-- In the Wild -- Summer vacation anxiety? It happens
Special to the Courier
The days are getting hotter and longer - and the kids are home from school. What's a parent to do?
According to Dr. Christopher A. Flessner of Kent State University, summer vacation usually signals a change in routine, which often leads to anxiety.
"Most kids - like adults - thrive on a routine," said Flessner. "We all like to know what to expect. When something unexpected happens, it can sometimes throw us for a loop. School is all about routine. Kids do the same things day in and day out. In some kids, the change in routine during the summer can lead to increased anxiety. But there are solutions."
By developing a "summer routine" - waking up and going to bed at set times, having meals at set times, keeping a calendar of events for the day, week and month - parents can help children cope with anxiety by knowing just what to expect from day-to-day.
"Boredom is also a concern for children during summer vacation," said Flessner. "When adults get bored, we can find something productive to do, such as going for a bike ride or driving to a store. But kids, particularly younger kids, don't have the same kind of freedom as adults do."
For anxious kids, boredom gives their minds a chance to dwell on all the things in the world that they shouldn't have to worry about - but do. Parents can help combat this boredom by working with them to develop a list of activities they can post on the refrigerator. When boredom sets in, kids can refer to the list that they helped create and play some of the fun games or activities. Keeping a basic schedule during the summer will also help the family to identify potential "boredom zones" and come up with plans to fight off boredom.

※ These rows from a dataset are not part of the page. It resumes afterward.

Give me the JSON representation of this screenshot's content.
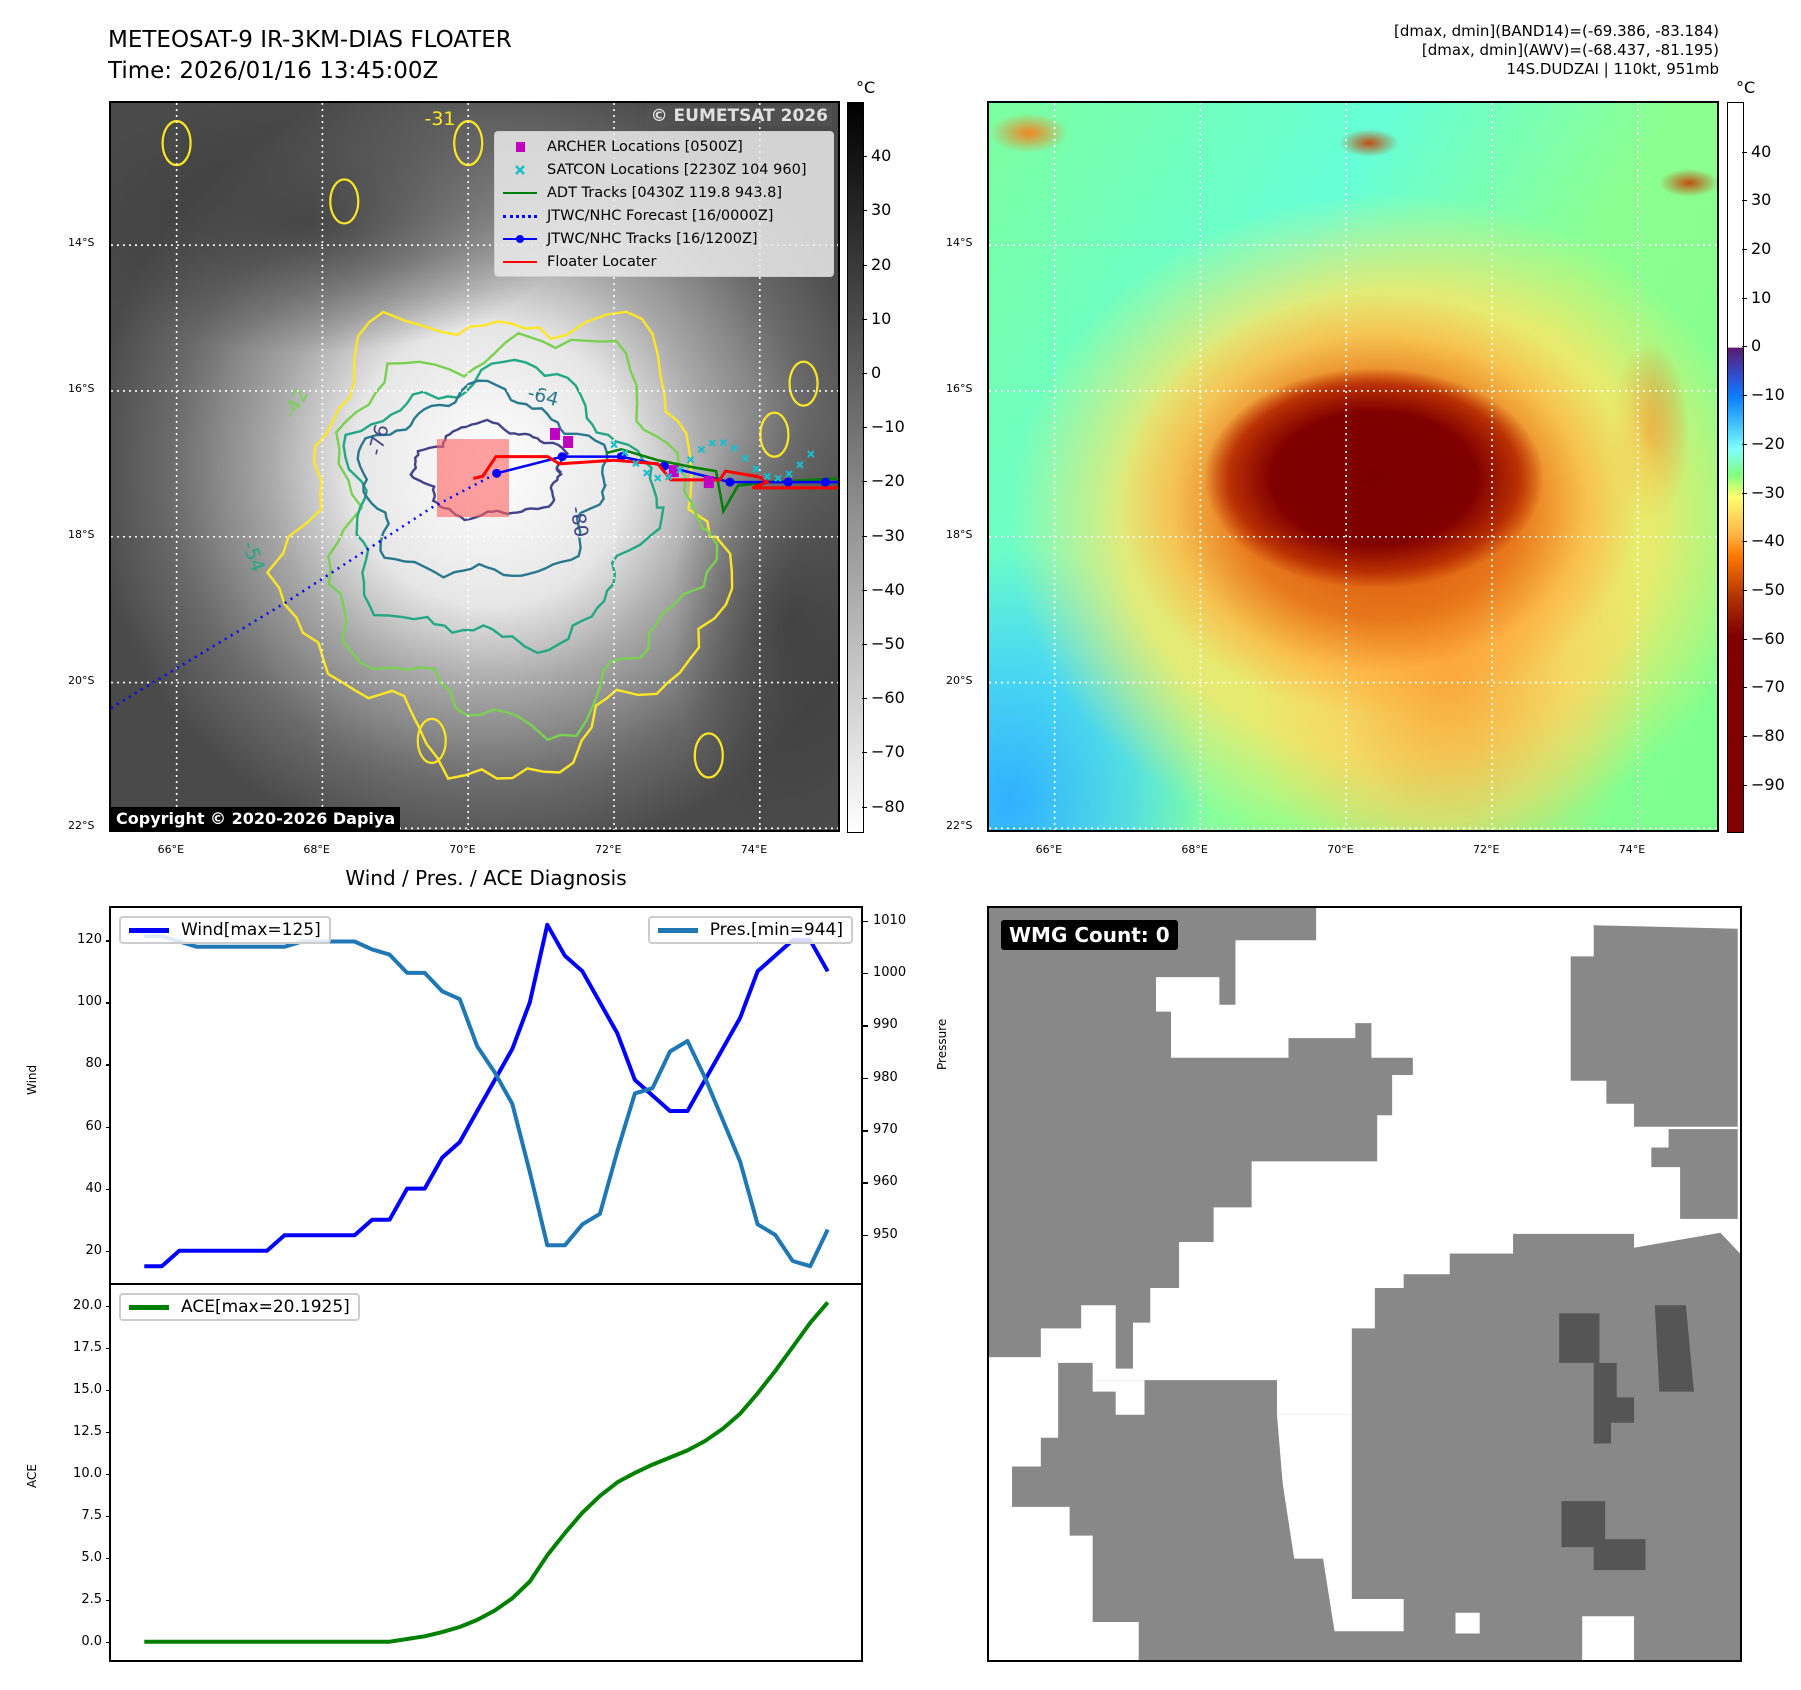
{
  "header": {
    "title_line1": "METEOSAT-9 IR-3KM-DIAS FLOATER",
    "title_line2": "Time: 2026/01/16 13:45:00Z",
    "info_line1": "[dmax, dmin](BAND14)=(-69.386, -83.184)",
    "info_line2": "[dmax, dmin](AWV)=(-68.437, -81.195)",
    "info_line3": "14S.DUDZAI | 110kt, 951mb"
  },
  "map": {
    "lon_ticks": [
      "66°E",
      "68°E",
      "70°E",
      "72°E",
      "74°E"
    ],
    "lat_ticks": [
      "14°S",
      "16°S",
      "18°S",
      "20°S",
      "22°S"
    ],
    "legend": [
      {
        "label": "ARCHER Locations [0500Z]",
        "color": "#c000c0",
        "style": "square"
      },
      {
        "label": "SATCON Locations [2230Z 104 960]",
        "color": "#17becf",
        "style": "x"
      },
      {
        "label": "ADT Tracks [0430Z 119.8 943.8]",
        "color": "#008000",
        "style": "line"
      },
      {
        "label": "JTWC/NHC Forecast [16/0000Z]",
        "color": "#0000ff",
        "style": "dotted"
      },
      {
        "label": "JTWC/NHC Tracks [16/1200Z]",
        "color": "#0000ff",
        "style": "line-dot"
      },
      {
        "label": "Floater Locater",
        "color": "#ff0000",
        "style": "line"
      }
    ],
    "watermark": "© EUMETSAT 2026",
    "copyright": "Copyright © 2020-2026 Dapiya",
    "contour_labels": [
      "-76",
      "-64",
      "-54",
      "-42",
      "-31",
      "-80"
    ],
    "contours": [
      {
        "level": -31,
        "color": "#fde725"
      },
      {
        "level": -42,
        "color": "#7ad151"
      },
      {
        "level": -54,
        "color": "#22a884"
      },
      {
        "level": -64,
        "color": "#2a788e"
      },
      {
        "level": -76,
        "color": "#414487"
      }
    ]
  },
  "colorbar_ir": {
    "unit": "°C",
    "ticks": [
      "40",
      "30",
      "20",
      "10",
      "0",
      "−10",
      "−20",
      "−30",
      "−40",
      "−50",
      "−60",
      "−70",
      "−80"
    ]
  },
  "colorbar_color": {
    "unit": "°C",
    "ticks": [
      "40",
      "30",
      "20",
      "10",
      "0",
      "−10",
      "−20",
      "−30",
      "−40",
      "−50",
      "−60",
      "−70",
      "−80",
      "−90"
    ]
  },
  "wmg": {
    "label": "WMG Count: 0"
  },
  "chart_data": [
    {
      "type": "line",
      "title": "Wind / Pres. / ACE Diagnosis",
      "ylabel": "Wind",
      "y2label": "Pressure",
      "ylim": [
        9.6,
        130.4
      ],
      "y2lim": [
        940.8,
        1012.4
      ],
      "yticks": [
        20,
        40,
        60,
        80,
        100,
        120
      ],
      "y2ticks": [
        950,
        960,
        970,
        980,
        990,
        1000,
        1010
      ],
      "xlim": [
        -1.9,
        40.9
      ],
      "series": [
        {
          "name": "Wind[max=125]",
          "color": "#0000ff",
          "axis": "left",
          "values": [
            15,
            15,
            20,
            20,
            20,
            20,
            20,
            20,
            25,
            25,
            25,
            25,
            25,
            30,
            30,
            40,
            40,
            50,
            55,
            65,
            75,
            85,
            100,
            125,
            115,
            110,
            100,
            90,
            75,
            70,
            65,
            65,
            75,
            85,
            95,
            110,
            115,
            120,
            120,
            110
          ]
        },
        {
          "name": "Pres.[min=944]",
          "color": "#1f77b4",
          "axis": "right",
          "values": [
            1007,
            1007,
            1006,
            1005,
            1005,
            1005,
            1005,
            1005,
            1005,
            1006,
            1006,
            1006,
            1006,
            1004.5,
            1003.5,
            1000,
            1000,
            996.5,
            995,
            986,
            981,
            975,
            962,
            948,
            948,
            952,
            954,
            966,
            977,
            978,
            985,
            987,
            980,
            972,
            964,
            952,
            950,
            945,
            944,
            951
          ]
        }
      ],
      "legend": [
        "top-left",
        "top-right"
      ]
    },
    {
      "type": "line",
      "ylabel": "ACE",
      "ylim": [
        -1.09,
        21.23
      ],
      "yticks": [
        0.0,
        2.5,
        5.0,
        7.5,
        10.0,
        12.5,
        15.0,
        17.5,
        20.0
      ],
      "xlim": [
        -1.9,
        40.9
      ],
      "series": [
        {
          "name": "ACE[max=20.1925]",
          "color": "#008000",
          "values": [
            0,
            0,
            0,
            0,
            0,
            0,
            0,
            0,
            0,
            0,
            0,
            0,
            0,
            0,
            0,
            0.16,
            0.32,
            0.57,
            0.8725,
            1.295,
            1.8575,
            2.58,
            3.58,
            5.1425,
            6.465,
            7.675,
            8.675,
            9.485,
            10.0475,
            10.5375,
            10.96,
            11.3825,
            11.945,
            12.6675,
            13.57,
            14.78,
            16.1025,
            17.5425,
            18.98,
            20.1925
          ]
        }
      ],
      "legend": "top-left"
    }
  ]
}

"And then there is the month of August, which represents the end of summer fun and the start of the new school year. Suddenly the kids have to prepare for new teachers, new classes, and maybe even making new friends," reported Flessner. "For anxious kids, August can be particularly difficult because their school-related worries can start to creep up."
These worries tend to get worse closer to when school begins. Parents can help by making the "going back to school" process as fun as possible, such as allowing their children pick out pens and pencils or folders that they like, among other things.
Parents can also begin to help their child prepare for school by shifting their summer schedule to more closely fit with what the child's school schedule will be like, including adjusting waking and sleeping times and serving meals at "school year" times.
Finally, parents can help to reassure their child that a lot of other kids are nervous about the first day of school. A little reassurance can go along way.